Georgia trial shows six treatments cure more cows, lower SCC
A University of Georgia mastitis trial suggests extended therapy with mastitis tubes cures more cows faster and results in lower somatic cell counts (SCC).
The approach costs about $30 per cow more because of higher drug costs and longer milk withhold times.
“The improved cure rate and lower SCC at the end of the treatment may justify using this therapy regimen when treating subclinical mastitis in attempts to lower herd SCC, depending on market conditions,” say Felicia Kautz and Steve Nickerson, authors of the study.
Keep in mind the study was fairly small, involving 49 Holsteins and 88 infected quarters. A fourth of the
infected quarters showed clinical signs of mastitis; three-fourths were subclinically infected.

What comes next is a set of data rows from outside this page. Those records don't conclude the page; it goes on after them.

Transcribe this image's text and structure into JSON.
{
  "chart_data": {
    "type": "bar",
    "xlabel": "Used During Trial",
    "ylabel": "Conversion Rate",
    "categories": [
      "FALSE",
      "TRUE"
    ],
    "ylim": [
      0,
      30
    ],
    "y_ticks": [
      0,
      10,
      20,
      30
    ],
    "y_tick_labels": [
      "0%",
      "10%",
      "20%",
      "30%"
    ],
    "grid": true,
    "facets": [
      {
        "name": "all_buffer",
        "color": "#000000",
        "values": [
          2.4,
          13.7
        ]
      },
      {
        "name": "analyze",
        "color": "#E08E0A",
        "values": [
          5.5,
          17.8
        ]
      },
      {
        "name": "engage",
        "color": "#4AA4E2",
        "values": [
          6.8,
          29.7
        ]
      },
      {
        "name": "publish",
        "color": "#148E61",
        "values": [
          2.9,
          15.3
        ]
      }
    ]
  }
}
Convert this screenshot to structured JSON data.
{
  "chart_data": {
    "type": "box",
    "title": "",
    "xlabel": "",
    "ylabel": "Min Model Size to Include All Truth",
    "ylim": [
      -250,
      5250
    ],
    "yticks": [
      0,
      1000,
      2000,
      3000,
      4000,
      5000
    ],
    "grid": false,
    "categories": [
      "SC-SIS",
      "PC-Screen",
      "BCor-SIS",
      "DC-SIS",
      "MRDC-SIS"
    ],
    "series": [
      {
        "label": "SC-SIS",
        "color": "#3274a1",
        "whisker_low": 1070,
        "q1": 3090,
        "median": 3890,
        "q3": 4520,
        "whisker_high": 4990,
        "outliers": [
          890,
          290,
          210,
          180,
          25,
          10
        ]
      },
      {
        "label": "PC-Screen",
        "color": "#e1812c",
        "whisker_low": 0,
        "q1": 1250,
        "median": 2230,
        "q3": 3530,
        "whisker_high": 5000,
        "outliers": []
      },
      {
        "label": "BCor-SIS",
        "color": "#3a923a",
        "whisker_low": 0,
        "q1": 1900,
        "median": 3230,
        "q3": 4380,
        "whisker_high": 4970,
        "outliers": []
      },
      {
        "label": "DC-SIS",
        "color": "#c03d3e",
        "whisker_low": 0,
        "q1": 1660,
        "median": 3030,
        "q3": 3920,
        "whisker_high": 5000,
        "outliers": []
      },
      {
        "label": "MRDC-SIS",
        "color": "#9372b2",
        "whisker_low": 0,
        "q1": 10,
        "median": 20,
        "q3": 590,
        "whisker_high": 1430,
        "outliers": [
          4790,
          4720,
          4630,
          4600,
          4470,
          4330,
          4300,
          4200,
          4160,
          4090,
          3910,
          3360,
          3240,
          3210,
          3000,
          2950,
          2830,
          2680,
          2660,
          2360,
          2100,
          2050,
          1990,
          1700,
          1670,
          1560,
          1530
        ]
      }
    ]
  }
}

Note that all the infected quarters were cultured prior to treatment. Cows were only treated if they were positive for Staphaureus, environmental streps or coagulase-negative staphylococci. In the trial, cows were then treated with one of five mastitis tubes either according to the tube’s label instructions or for six consecutive milkings.
The tubes were: Amoximast, Hetacin-K, Pirsue, ToDAY and Spectramast LC. Thirty-seven of the cases were treated according to label; 54 were treated with extended therapy. Of the cows treated following label instructions, 50% were cured; 68.5% were cured with extended treatments. Extended therapy cured 100% of the CNS-infected cows, 74% of environmental strep cows and 59% of the Staph.aureus cows.
In addition, by 15 days after treatment, the extended therapy cows already had lower SCCs than label-treated cows. And by 36 days after treatment, the extended therapy cows had SCCs less than half of the label-treated cows (261,000 cell/ml versus 564,000 cells/ml).
The extended therapy cows had an average of $20.20 in drug costs versus $7.87 of the label-treated cows. The total cost, with milk withhold included at $25/cwt, was $107.20 for the extended therapy cows and $73.87 for the label-treated cows.